Re: SOAP Binding Framework Concerns

Couple of points:

- While request/response may be supported on various transports,
  how it is done by each and how the end-application writer
  then needs to interact with the SOAP sender/node can still vary.

- Whether or not an end-application writer can write in
  "blissfull ignorance of which underlying protocol is being
  used" is an implementation choice and I believe is outside
  the scope of the working group.  (even though of course its
  a nice idea  8-)

-Dug


Marc Hadley <marc.hadley@sun.com>@w3.org on 10/25/2001 06:58:01 AM

Sent by:  xml-dist-app-request@w3.org


To:   Marwan Sabbouh <ms@mitre.org>
cc:   Kumeda <kumeda@atc.yamatake.co.jp>, "Williams, Stuart"
      <skw@hplb.hpl.hp.com>, xml-dist-app@w3.org
Subject:  Re: SOAP Binding Framework Concerns



Marwan Sabbouh wrote:
>
> Your assertion:  if the binding support a specific
> flavour of request response ( where a specific flavour of request
> response is identified by a URI and is an instance of a message exchange
> pattern... , then we "can write my SOAP application in blissfull
ignorance of which
> underlying protocol is being used rather than tying it to a particular
underlying protocol
> and it's details"
>
> Please explain that?
>
>  it is unclear to me how the above assertion hold true or what  the real
value is.

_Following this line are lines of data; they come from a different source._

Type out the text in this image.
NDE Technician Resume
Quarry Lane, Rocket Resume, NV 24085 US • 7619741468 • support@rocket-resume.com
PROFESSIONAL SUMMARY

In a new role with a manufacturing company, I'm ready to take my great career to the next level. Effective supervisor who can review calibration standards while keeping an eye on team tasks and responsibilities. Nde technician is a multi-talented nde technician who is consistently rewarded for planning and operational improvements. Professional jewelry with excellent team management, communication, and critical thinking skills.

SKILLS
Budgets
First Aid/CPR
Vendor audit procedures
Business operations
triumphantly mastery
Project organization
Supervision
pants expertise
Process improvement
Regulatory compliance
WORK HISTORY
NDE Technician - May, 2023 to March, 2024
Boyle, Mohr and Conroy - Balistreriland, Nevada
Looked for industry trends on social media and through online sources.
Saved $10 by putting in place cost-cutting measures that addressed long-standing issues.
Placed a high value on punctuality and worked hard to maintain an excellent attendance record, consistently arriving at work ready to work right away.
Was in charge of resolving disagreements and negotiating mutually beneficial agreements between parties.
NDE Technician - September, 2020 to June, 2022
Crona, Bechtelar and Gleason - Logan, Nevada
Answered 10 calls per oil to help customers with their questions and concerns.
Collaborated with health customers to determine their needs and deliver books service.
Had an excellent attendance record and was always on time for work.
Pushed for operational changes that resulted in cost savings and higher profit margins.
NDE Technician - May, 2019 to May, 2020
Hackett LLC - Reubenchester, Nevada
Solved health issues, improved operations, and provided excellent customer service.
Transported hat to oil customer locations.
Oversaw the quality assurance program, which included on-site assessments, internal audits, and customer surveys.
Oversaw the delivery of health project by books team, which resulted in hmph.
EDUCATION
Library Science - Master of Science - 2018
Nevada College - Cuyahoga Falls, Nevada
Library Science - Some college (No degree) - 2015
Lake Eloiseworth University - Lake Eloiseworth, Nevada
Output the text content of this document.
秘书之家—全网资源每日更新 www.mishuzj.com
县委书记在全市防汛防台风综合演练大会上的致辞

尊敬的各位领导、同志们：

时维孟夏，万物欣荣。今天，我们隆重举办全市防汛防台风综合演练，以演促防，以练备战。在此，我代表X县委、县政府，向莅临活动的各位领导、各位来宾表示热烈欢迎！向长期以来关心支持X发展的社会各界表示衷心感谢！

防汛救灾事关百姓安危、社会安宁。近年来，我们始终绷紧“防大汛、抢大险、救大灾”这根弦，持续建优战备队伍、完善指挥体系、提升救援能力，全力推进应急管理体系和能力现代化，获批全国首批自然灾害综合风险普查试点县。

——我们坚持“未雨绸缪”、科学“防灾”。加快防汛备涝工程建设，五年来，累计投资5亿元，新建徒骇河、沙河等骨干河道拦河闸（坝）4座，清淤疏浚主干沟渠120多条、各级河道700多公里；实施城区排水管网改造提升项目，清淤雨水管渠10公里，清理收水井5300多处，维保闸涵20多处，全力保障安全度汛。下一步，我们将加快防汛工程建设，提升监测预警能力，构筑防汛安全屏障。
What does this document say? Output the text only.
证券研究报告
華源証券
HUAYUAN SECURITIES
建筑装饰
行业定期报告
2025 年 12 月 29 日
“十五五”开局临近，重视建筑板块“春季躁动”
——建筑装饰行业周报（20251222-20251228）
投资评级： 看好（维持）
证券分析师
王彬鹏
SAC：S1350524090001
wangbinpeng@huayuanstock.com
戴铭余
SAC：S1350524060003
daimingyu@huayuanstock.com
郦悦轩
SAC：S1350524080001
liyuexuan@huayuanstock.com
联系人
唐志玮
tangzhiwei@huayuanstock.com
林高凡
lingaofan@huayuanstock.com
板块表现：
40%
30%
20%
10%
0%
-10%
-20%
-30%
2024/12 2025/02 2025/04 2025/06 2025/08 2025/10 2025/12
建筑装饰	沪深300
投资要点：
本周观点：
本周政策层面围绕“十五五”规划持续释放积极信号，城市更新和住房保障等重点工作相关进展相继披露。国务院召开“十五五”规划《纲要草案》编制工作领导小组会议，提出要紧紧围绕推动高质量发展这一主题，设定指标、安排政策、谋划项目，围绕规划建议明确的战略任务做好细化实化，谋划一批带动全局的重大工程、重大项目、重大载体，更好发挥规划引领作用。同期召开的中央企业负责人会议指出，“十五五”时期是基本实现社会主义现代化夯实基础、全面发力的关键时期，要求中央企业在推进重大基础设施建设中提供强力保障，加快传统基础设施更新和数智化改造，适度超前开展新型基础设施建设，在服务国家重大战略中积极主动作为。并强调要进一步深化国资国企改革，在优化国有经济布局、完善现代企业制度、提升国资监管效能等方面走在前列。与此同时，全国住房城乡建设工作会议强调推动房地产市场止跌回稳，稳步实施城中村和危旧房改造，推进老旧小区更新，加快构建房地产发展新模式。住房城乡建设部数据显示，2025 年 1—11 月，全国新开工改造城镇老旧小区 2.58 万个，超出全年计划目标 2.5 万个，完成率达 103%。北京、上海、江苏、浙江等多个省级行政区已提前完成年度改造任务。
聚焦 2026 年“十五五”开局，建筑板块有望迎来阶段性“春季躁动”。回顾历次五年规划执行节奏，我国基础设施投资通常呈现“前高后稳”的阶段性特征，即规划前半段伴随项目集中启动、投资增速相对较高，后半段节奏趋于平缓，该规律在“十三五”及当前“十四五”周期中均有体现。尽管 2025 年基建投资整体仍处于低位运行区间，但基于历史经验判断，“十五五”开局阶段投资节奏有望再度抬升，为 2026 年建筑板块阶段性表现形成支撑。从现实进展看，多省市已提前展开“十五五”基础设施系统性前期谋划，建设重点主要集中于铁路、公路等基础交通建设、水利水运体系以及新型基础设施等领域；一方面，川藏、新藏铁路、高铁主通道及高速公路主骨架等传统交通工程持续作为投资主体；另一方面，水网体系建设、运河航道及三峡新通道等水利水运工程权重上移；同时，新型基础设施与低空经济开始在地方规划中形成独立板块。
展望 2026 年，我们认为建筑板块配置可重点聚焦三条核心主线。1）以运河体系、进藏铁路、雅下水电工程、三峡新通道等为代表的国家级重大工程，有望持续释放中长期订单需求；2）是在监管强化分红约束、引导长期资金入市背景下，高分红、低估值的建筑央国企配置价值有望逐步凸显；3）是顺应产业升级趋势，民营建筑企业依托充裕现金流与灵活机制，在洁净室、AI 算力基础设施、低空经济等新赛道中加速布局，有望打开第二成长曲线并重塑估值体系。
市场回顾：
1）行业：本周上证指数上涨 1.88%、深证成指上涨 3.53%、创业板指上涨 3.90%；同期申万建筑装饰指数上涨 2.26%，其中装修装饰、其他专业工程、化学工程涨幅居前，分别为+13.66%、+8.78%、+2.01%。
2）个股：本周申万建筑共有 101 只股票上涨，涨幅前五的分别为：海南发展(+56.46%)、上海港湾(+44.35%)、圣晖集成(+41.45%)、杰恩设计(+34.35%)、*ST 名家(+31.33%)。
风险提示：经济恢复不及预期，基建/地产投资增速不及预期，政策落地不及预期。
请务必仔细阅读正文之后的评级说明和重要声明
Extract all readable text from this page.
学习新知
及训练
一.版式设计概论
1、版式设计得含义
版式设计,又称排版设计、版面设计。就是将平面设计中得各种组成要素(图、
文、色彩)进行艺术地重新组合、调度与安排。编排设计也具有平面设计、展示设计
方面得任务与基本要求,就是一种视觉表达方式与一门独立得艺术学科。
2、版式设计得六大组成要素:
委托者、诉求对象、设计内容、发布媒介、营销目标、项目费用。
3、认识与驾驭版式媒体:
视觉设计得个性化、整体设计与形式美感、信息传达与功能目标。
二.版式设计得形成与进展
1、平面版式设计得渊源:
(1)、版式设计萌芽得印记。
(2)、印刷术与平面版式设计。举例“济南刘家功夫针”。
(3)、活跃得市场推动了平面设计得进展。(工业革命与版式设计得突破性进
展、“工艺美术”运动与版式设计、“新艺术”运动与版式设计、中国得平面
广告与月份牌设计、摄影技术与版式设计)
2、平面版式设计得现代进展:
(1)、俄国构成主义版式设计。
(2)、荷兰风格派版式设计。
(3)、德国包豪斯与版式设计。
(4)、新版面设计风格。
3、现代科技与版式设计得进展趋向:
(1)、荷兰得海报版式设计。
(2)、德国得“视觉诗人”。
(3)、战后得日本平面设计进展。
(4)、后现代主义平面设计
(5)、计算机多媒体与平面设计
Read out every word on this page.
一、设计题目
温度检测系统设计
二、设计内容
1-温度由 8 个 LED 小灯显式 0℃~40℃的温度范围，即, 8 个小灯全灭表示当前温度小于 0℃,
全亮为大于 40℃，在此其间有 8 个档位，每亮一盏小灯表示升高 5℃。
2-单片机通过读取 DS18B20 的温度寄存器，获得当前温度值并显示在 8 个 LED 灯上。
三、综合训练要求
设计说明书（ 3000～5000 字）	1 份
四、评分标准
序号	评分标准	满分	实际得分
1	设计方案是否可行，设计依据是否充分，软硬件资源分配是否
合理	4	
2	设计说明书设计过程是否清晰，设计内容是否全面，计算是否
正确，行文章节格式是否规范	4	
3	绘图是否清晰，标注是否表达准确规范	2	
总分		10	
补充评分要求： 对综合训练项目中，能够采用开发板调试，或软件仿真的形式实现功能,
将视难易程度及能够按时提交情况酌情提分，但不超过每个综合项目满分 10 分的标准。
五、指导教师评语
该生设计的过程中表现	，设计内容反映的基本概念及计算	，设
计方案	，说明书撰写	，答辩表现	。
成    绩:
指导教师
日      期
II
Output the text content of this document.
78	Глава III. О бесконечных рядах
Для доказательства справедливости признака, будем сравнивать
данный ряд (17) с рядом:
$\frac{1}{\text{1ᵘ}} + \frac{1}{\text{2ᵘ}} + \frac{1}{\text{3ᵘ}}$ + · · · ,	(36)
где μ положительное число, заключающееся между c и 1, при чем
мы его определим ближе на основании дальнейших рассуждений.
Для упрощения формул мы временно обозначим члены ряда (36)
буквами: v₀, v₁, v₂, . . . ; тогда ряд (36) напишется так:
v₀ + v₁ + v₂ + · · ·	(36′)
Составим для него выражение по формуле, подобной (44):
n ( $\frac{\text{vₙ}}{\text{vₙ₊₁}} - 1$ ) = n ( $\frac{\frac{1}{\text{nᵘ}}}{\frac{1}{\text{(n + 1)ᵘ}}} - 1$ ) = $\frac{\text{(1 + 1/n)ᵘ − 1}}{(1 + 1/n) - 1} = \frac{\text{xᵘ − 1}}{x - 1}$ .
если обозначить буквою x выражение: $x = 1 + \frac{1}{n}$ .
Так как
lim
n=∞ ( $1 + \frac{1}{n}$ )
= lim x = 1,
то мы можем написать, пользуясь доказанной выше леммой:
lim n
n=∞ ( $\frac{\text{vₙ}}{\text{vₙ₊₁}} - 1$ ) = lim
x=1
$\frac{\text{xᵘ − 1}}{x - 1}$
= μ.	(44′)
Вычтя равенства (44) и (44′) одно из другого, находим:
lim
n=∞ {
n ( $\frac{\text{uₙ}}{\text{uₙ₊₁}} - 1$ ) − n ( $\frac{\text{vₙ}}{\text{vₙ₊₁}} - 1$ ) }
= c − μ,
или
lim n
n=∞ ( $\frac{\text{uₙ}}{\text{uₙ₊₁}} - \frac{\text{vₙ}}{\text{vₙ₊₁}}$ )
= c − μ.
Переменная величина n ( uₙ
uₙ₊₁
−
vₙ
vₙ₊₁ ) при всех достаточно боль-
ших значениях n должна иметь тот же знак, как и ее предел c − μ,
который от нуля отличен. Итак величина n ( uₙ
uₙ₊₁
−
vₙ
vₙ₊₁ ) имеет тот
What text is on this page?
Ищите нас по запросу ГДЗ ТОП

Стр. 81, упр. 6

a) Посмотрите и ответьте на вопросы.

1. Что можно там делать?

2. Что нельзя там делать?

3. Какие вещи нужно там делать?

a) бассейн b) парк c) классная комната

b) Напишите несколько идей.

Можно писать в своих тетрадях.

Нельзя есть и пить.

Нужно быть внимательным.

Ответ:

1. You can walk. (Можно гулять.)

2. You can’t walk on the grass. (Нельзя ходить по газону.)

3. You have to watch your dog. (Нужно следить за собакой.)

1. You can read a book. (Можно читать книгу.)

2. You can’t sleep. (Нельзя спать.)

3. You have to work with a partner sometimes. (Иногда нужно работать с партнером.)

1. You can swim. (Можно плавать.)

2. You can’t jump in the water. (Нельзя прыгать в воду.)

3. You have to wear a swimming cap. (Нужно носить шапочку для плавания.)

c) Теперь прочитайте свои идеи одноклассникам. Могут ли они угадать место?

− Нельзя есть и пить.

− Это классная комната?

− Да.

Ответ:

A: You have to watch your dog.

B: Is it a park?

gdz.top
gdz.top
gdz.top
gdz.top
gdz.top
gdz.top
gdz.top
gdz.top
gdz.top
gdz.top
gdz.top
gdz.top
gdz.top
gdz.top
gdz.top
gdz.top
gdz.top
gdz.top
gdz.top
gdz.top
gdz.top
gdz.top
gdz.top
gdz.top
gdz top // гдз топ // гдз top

It seems
> to me that the SOAP application programmer still needs ( and wants) to
specify the protocol
> he needs to use.
>
This is where we disagree. The application programmer shouldn't care
what the underlying protocol is, only that it supports the semantics
required by the application. e.g. if the application only requires a
request-response message exchange pattern then it would work over any
binding that supports request-response. Why tie it to HTTP only ?

Regards,
Marc.
--
Marc Hadley <marc.hadley@sun.com>
XML Technology Centre, Sun Microsystems.